Partir

Il y a un moment où il faut savoir partir. Savoir rester humble et arrêter de lutter. Il n’est jamais trop bon d’être borné, surtout quand certaines choses nous dépassent.

Et pourtant, il s’accroche. Il s’accroche ou plutôt il s’accrochait. Jamais il ne perdrait, jamais. Toujours espérer, se démener, et dire haut et fort que « tout ira bien ». Pourtant personne ne croyait en lui quand ils ont su. A l’annonce de la nouvelle, les regards furent ronds, incompréhensifs, inquiets, douteux. Comment est-ce possible? Tu n’y arriveras jamais… Chacun avait sa douce parole peu réconfortante quant à son taux de réussite de cette idée.
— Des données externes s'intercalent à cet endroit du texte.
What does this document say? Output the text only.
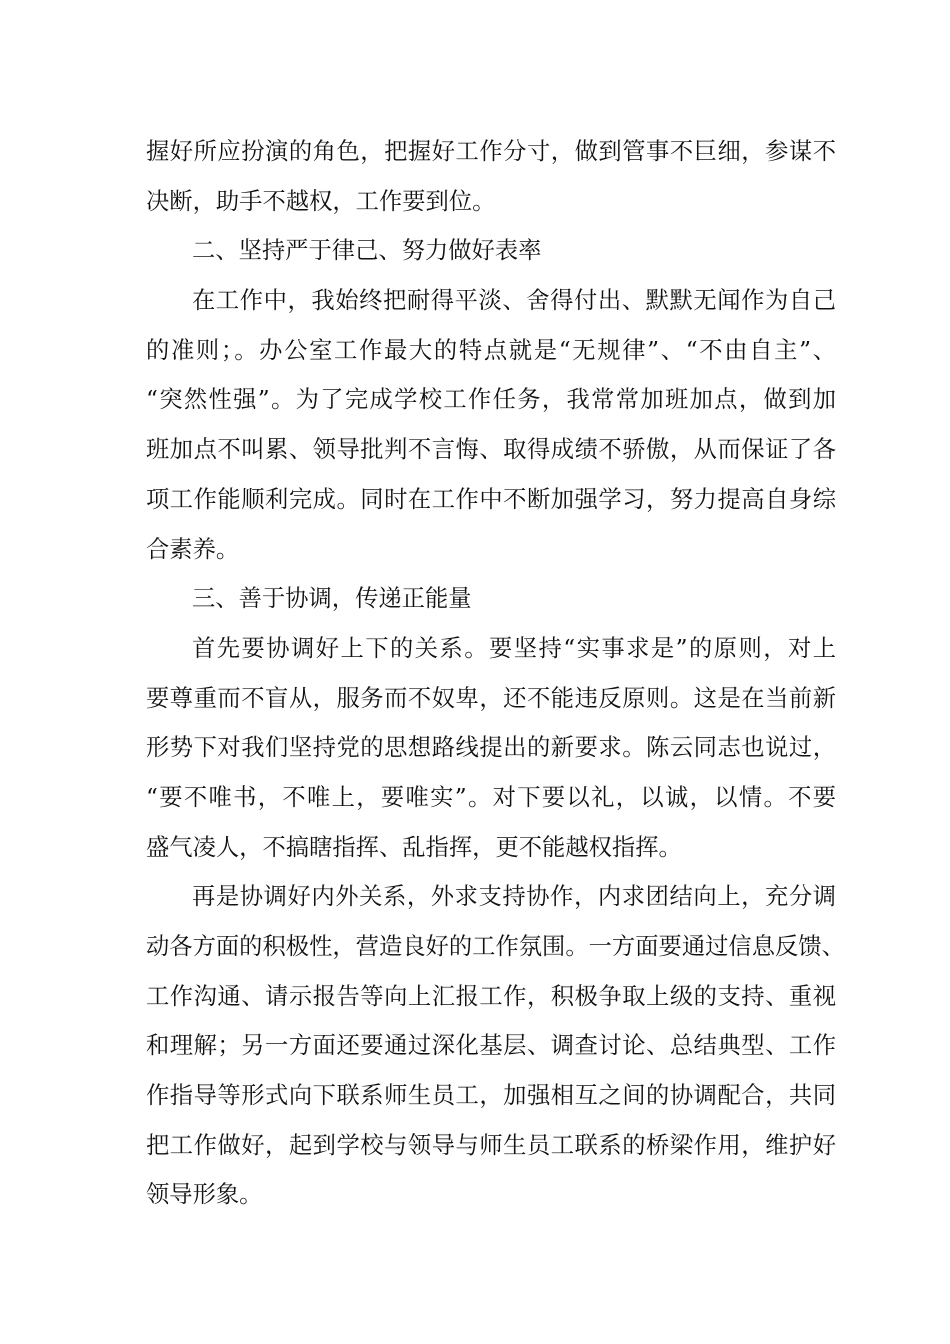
握好所应扮演的角色，把握好工作分寸，做到管事不巨细，参谋不
决断，助手不越权，工作要到位。
二、坚持严于律己、努力做好表率
在工作中，我始终把耐得平淡、舍得付出、默默无闻作为自己
的准则；。办公室工作最大的特点就是“无规律”、“不由自主”、
“突然性强”。为了完成学校工作任务，我常常加班加点，做到加
班加点不叫累、领导批判不言悔、取得成绩不骄傲，从而保证了各
项工作能顺利完成。同时在工作中不断加强学习，努力提高自身综
合素养。
三、善于协调，传递正能量
首先要协调好上下的关系。要坚持“实事求是”的原则，对上
要尊重而不盲从，服务而不奴卑，还不能违反原则。这是在当前新
形势下对我们坚持党的思想路线提出的新要求。陈云同志也说过，
“要不唯书，不唯上，要唯实”。对下要以礼，以诚，以情。不要
盛气凌人，不搞瞎指挥、乱指挥，更不能越权指挥。
再是协调好内外关系，外求支持协作，内求团结向上，充分调
动各方面的积极性，营造良好的工作氛围。一方面要通过信息反馈、
工作沟通、请示报告等向上汇报工作，积极争取上级的支持、重视
和理解；另一方面还要通过深化基层、调查讨论、总结典型、工作
作指导等形式向下联系师生员工，加强相互之间的协调配合，共同
把工作做好，起到学校与领导与师生员工联系的桥梁作用，维护好
领导形象。
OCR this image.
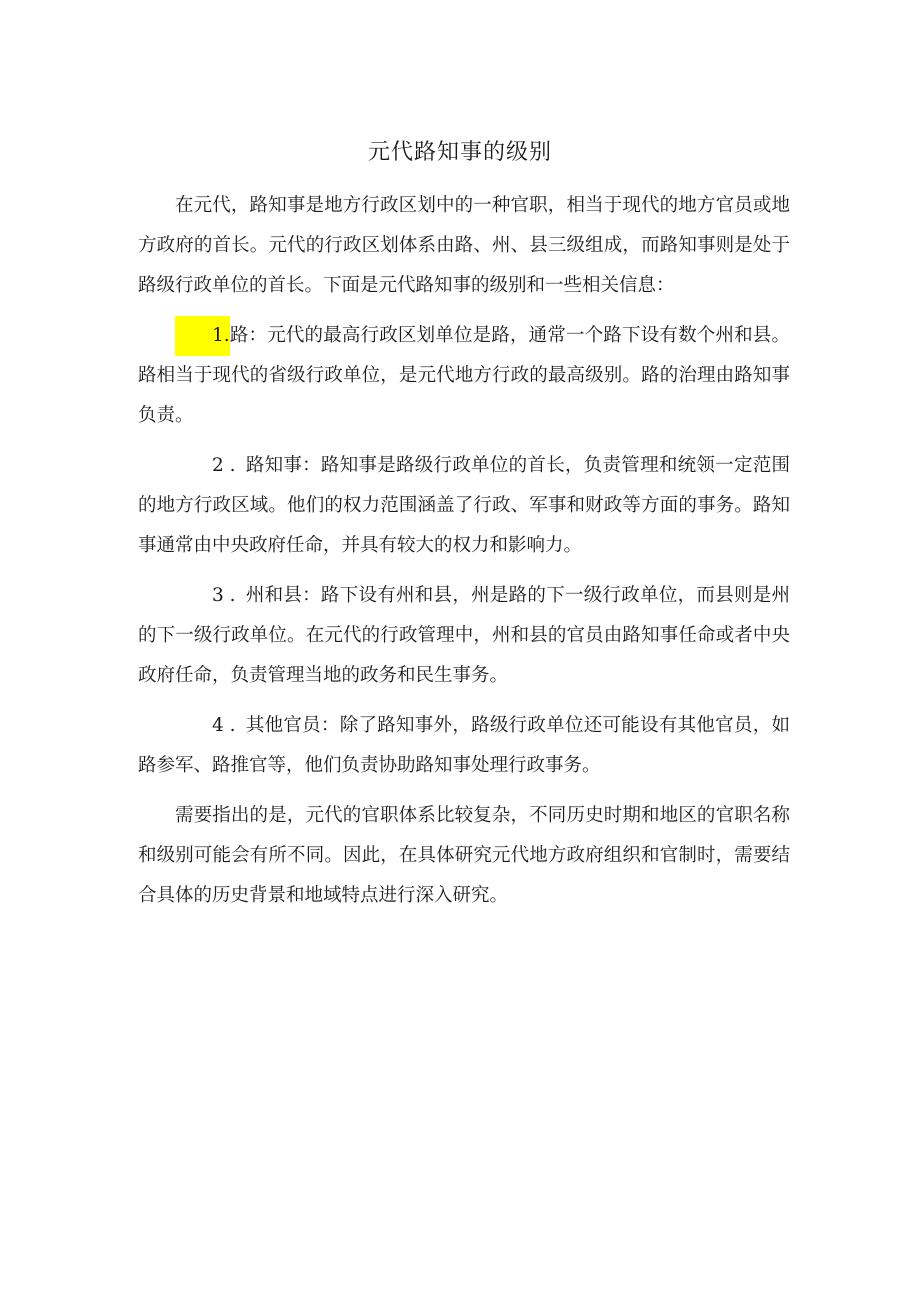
元代路知事的级别

在元代，路知事是地方行政区划中的一种官职，相当于现代的地方官员或地方政府的首长。元代的行政区划体系由路、州、县三级组成，而路知事则是处于路级行政单位的首长。下面是元代路知事的级别和一些相关信息：

1.路：元代的最高行政区划单位是路，通常一个路下设有数个州和县。路相当于现代的省级行政单位，是元代地方行政的最高级别。路的治理由路知事负责。

2 . 路知事：路知事是路级行政单位的首长，负责管理和统领一定范围的地方行政区域。他们的权力范围涵盖了行政、军事和财政等方面的事务。路知事通常由中央政府任命，并具有较大的权力和影响力。

3 . 州和县：路下设有州和县，州是路的下一级行政单位，而县则是州的下一级行政单位。在元代的行政管理中，州和县的官员由路知事任命或者中央政府任命，负责管理当地的政务和民生事务。

4 . 其他官员：除了路知事外，路级行政单位还可能设有其他官员，如路参军、路推官等，他们负责协助路知事处理行政事务。

需要指出的是，元代的官职体系比较复杂，不同历史时期和地区的官职名称和级别可能会有所不同。因此，在具体研究元代地方政府组织和官制时，需要结合具体的历史背景和地域特点进行深入研究。
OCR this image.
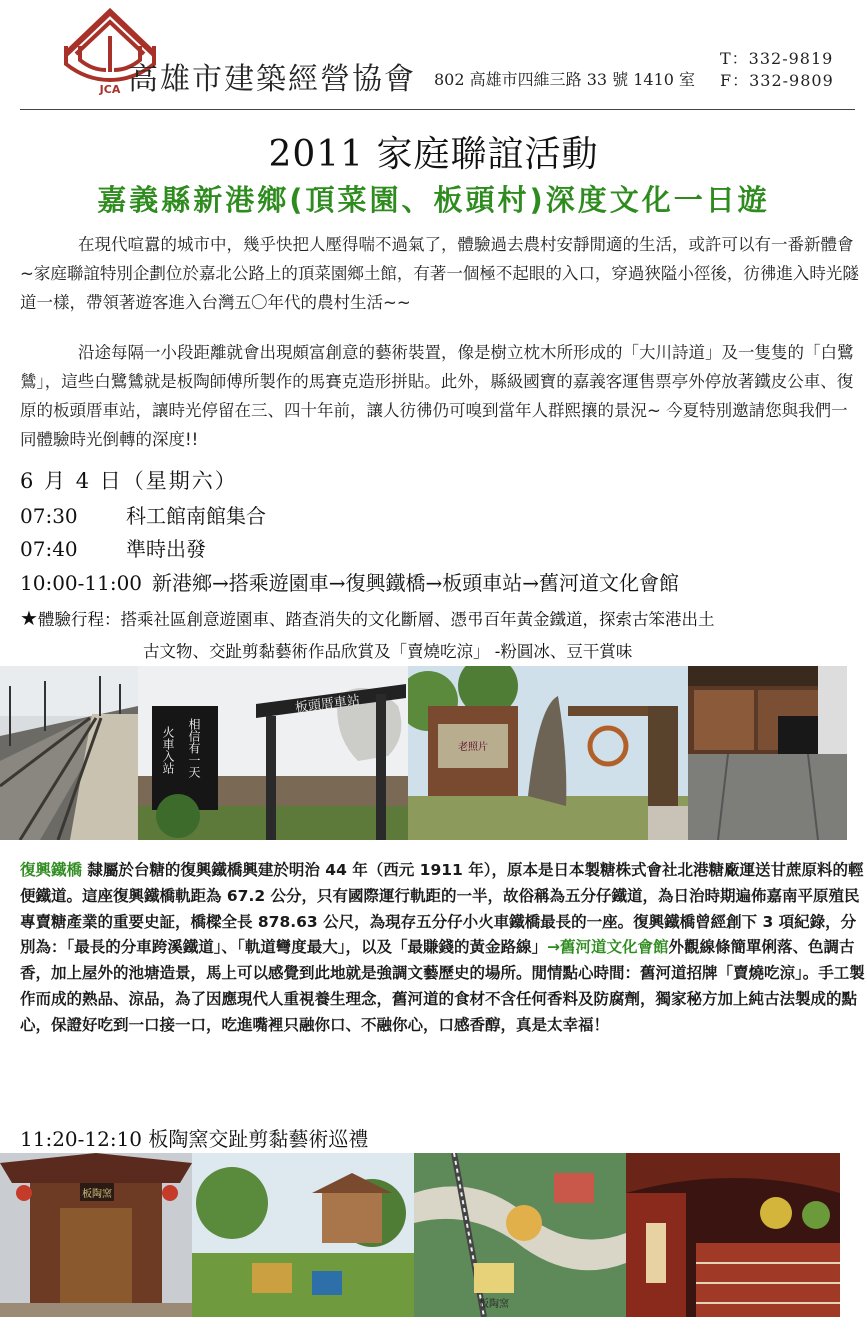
JCA 高雄市建築經營協會 802 高雄市四維三路 33 號 1410 室
T：332-9819
F：332-9809
2011 家庭聯誼活動
嘉義縣新港鄉(頂菜園、板頭村)深度文化一日遊

在現代喧囂的城市中，幾乎快把人壓得喘不過氣了，體驗過去農村安靜閒適的生活，或許可以有一番新體會~家庭聯誼特別企劃位於嘉北公路上的頂菜園鄉土館，有著一個極不起眼的入口，穿過狹隘小徑後，彷彿進入時光隧道一樣，帶領著遊客進入台灣五〇年代的農村生活~~

沿途每隔一小段距離就會出現頗富創意的藝術裝置，像是樹立枕木所形成的「大川詩道」及一隻隻的「白鷺鷥」，這些白鷺鷥就是板陶師傅所製作的馬賽克造形拼貼。此外，縣級國寶的嘉義客運售票亭外停放著鐵皮公車、復原的板頭厝車站，讓時光停留在三、四十年前，讓人彷彿仍可嗅到當年人群熙攘的景況~ 今夏特別邀請您與我們一同體驗時光倒轉的深度!!

6 月 4 日（星期六）
07:30 科工館南館集合
07:40 準時出發
10:00-11:00 新港鄉→搭乘遊園車→復興鐵橋→板頭車站→舊河道文化會館
★體驗行程：搭乘社區創意遊園車、踏查消失的文化斷層、憑弔百年黃金鐵道，探索古笨港出土
古文物、交趾剪黏藝術作品欣賞及「賣燒吃涼」 -粉圓冰、豆干賞味
板頭厝車站
火車入站 相信有一天	老照片
復興鐵橋 隸屬於台糖的復興鐵橋興建於明治 44 年（西元 1911 年），原本是日本製糖株式會社北港糖廠運送甘蔗原料的輕便鐵道。這座復興鐵橋軌距為 67.2 公分，只有國際運行軌距的一半，故俗稱為五分仔鐵道，為日治時期遍佈嘉南平原殖民專賣糖產業的重要史証，橋樑全長 878.63 公尺，為現存五分仔小火車鐵橋最長的一座。復興鐵橋曾經創下 3 項紀錄，分別為：「最長的分車跨溪鐵道」、「軌道彎度最大」，以及「最賺錢的黃金路線」→舊河道文化會館外觀線條簡單俐落、色調古香，加上屋外的池塘造景，馬上可以感覺到此地就是強調文藝歷史的場所。閒情點心時間：舊河道招牌「賣燒吃涼」。手工製作而成的熟品、涼品，為了因應現代人重視養生理念，舊河道的食材不含任何香料及防腐劑，獨家秘方加上純古法製成的點心，保證好吃到一口接一口，吃進嘴裡只融你口、不融你心，口感香醇，真是太幸福！
11:20-12:10 板陶窯交趾剪黏藝術巡禮
板陶窯
板陶窯
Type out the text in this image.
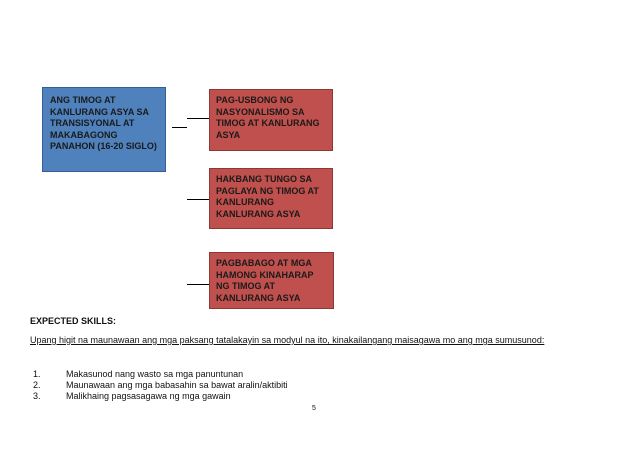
ANG TIMOG AT
KANLURANG ASYA SA
TRANSISYONAL AT
MAKABAGONG
PANAHON (16-20 SIGLO)
PAG-USBONG NG
NASYONALISMO SA
TIMOG AT KANLURANG
ASYA
HAKBANG TUNGO SA
PAGLAYA NG TIMOG AT
KANLURANG
KANLURANG ASYA
PAGBABAGO AT MGA
HAMONG KINAHARAP
NG TIMOG AT
KANLURANG ASYA
EXPECTED SKILLS:
Upang higit na maunawaan ang mga paksang tatalakayin sa modyul na ito, kinakailangang maisagawa mo ang mga sumusunod:
1.	Makasunod nang wasto sa mga panuntunan
2.	Maunawaan ang mga babasahin sa bawat aralin/aktibiti
3.	Malikhaing pagsasagawa ng mga gawain
5
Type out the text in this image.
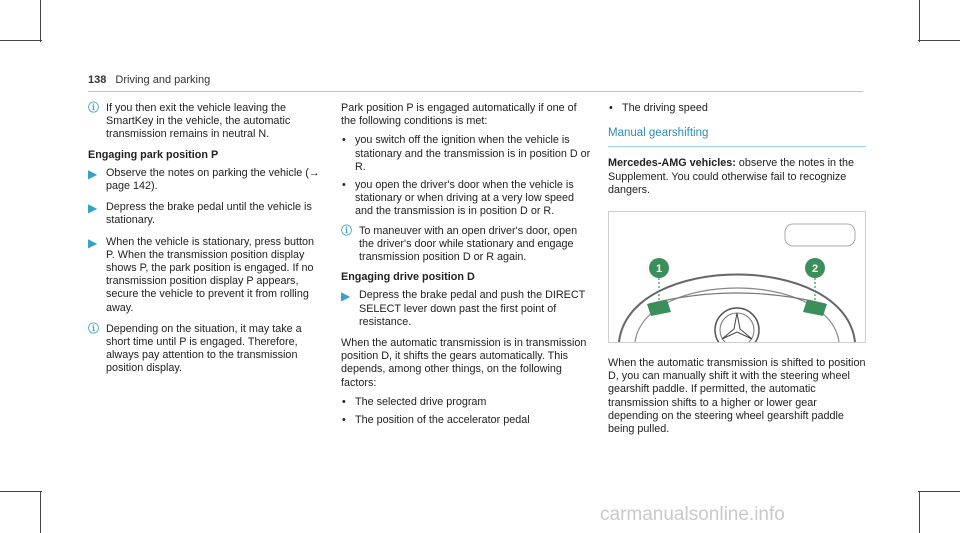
138 Driving and parking
ⓘ If you then exit the vehicle leaving the SmartKey in the vehicle, the automatic transmission remains in neutral N.
Engaging park position P
▶ Observe the notes on parking the vehicle (→ page 142).
▶ Depress the brake pedal until the vehicle is stationary.
▶ When the vehicle is stationary, press button P. When the transmission position display shows P, the park position is engaged. If no transmission position display P appears, secure the vehicle to prevent it from rolling away.
ⓘ Depending on the situation, it may take a short time until P is engaged. Therefore, always pay attention to the transmission position display.

Park position P is engaged automatically if one of the following conditions is met:

• you switch off the ignition when the vehicle is stationary and the transmission is in position D or R.
• you open the driver's door when the vehicle is stationary or when driving at a very low speed and the transmission is in position D or R.
ⓘ To maneuver with an open driver's door, open the driver's door while stationary and engage transmission position D or R again.
Engaging drive position D
▶ Depress the brake pedal and push the DIRECT SELECT lever down past the first point of resistance.

When the automatic transmission is in transmission position D, it shifts the gears automatically. This depends, among other things, on the following factors:

• The selected drive program
• The position of the accelerator pedal
• The driving speed
Manual gearshifting

Mercedes-AMG vehicles: observe the notes in the Supplement. You could otherwise fail to recognize dangers.

1	2

When the automatic transmission is shifted to position D, you can manually shift it with the steering wheel gearshift paddle. If permitted, the automatic transmission shifts to a higher or lower gear depending on the steering wheel gearshift paddle being pulled.

carmanualsonline.info
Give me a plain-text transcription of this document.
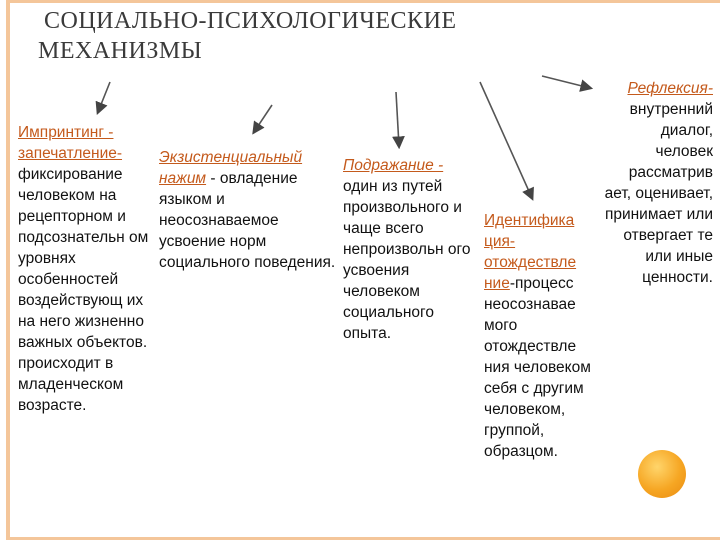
СОЦИАЛЬНО-ПСИХОЛОГИЧЕСКИЕ
МЕХАНИЗМЫ
Импринтинг - запечатление- фиксирование человеком на рецепторном и подсознательн ом уровнях особенностей воздействующ их на него жизненно важных объектов. происходит в младенческом возрасте.
Экзистенциальный нажим - овладение языком и неосознаваемое усвоение норм социального поведения.
Подражание - один из путей произвольного и чаще всего непроизвольн ого усвоения человеком социального опыта.
Идентифика ция- отождествле ние-процесс неосознавае мого отождествле ния человеком себя с другим человеком, группой, образцом.
Рефлексия- внутренний диалог, человек рассматрив ает, оценивает, принимает или отвергает те или иные ценности.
Cela fait neuf mois. Neuf mois qu’il lutte. Jour et nuit. Chaque pensée est dirigée vers son objectif. Et jour et nuit, il s’épuise de plus en plus. N’y arrivant pas, chaque réveil est de plus en plus difficile. Chaque geste est plus lourd. Chaque pensée est plus lente, plus cloisonnée. « Est ce que cela sert à quelque chose ? Et s’ils avaient raison ? ».

Alors il a commencé à lâcher prise. A abandonner…

Et c’est là que tous sont venus vers lui.

– Mais tu dis n’importe quoi ! Ca va aller. Tu vas y arriver, hein?!

Tiens ! Les rôles s’inversent. Pourquoi quand il voulait se battre personne ne le soutenait ou timidement, et maintenant qu’il n’en peut plus de lutter contre le vent, tout le monde lui demande de s’accrocher, de rester.

« Je veux partir »

Difficile à entendre… vouloir partir. Non… Non. Jamais !  On ne part pas comme ça, de son bon vouloir. On claque la porte et c’est fini. Non. Et nous alors ? Nous. Comme s’il y avait un Nous dans la souffrance. Dans la solitude. Savent-ils ce que c’est que de lutter jour et nuit, nuit et jour ? Il peut partir, partir maintenant, tranquillement. Il sait qu’il peut. Il suffit qu’elle décide. Qu’elle lui donne ce dont il a besoin, et puis il s’en ira. Tout simplement. Seulement aujourd’hui, elle ne veut pas. Elle… elle préfère le voir souffrir, encore et encore et encore et à l’infini. Le voir faire des crises de panique, de douleur à en perdre le sens. Juste par ce que souffrir c’est être en vie.

A quoi bon… Elle souffre aussi. Mais elle préfère ça plutôt que de le laisser et arrêter le chantier. Il l’a pourtant demandé. Et d’en parler chacun se dit que « si un jour ça m’arrive, je veux pas finir comme ça ». Et arrivé au bout du compte, chacun s’accroche. Et quand on ne s’accroche plus, se sont les autres qui nous agrippent.

Souffrance… jusqu’à ce que le coeur dise stop. Que la respiration doucement s’arrête, devant la douleur de celle qui l’a aimé jusqu’à la fin, et qui criera son nom jusqu’à n’en plus pouvoir dans les larmes et la solitude.

Mais au moins, lui, ne souffrira plus.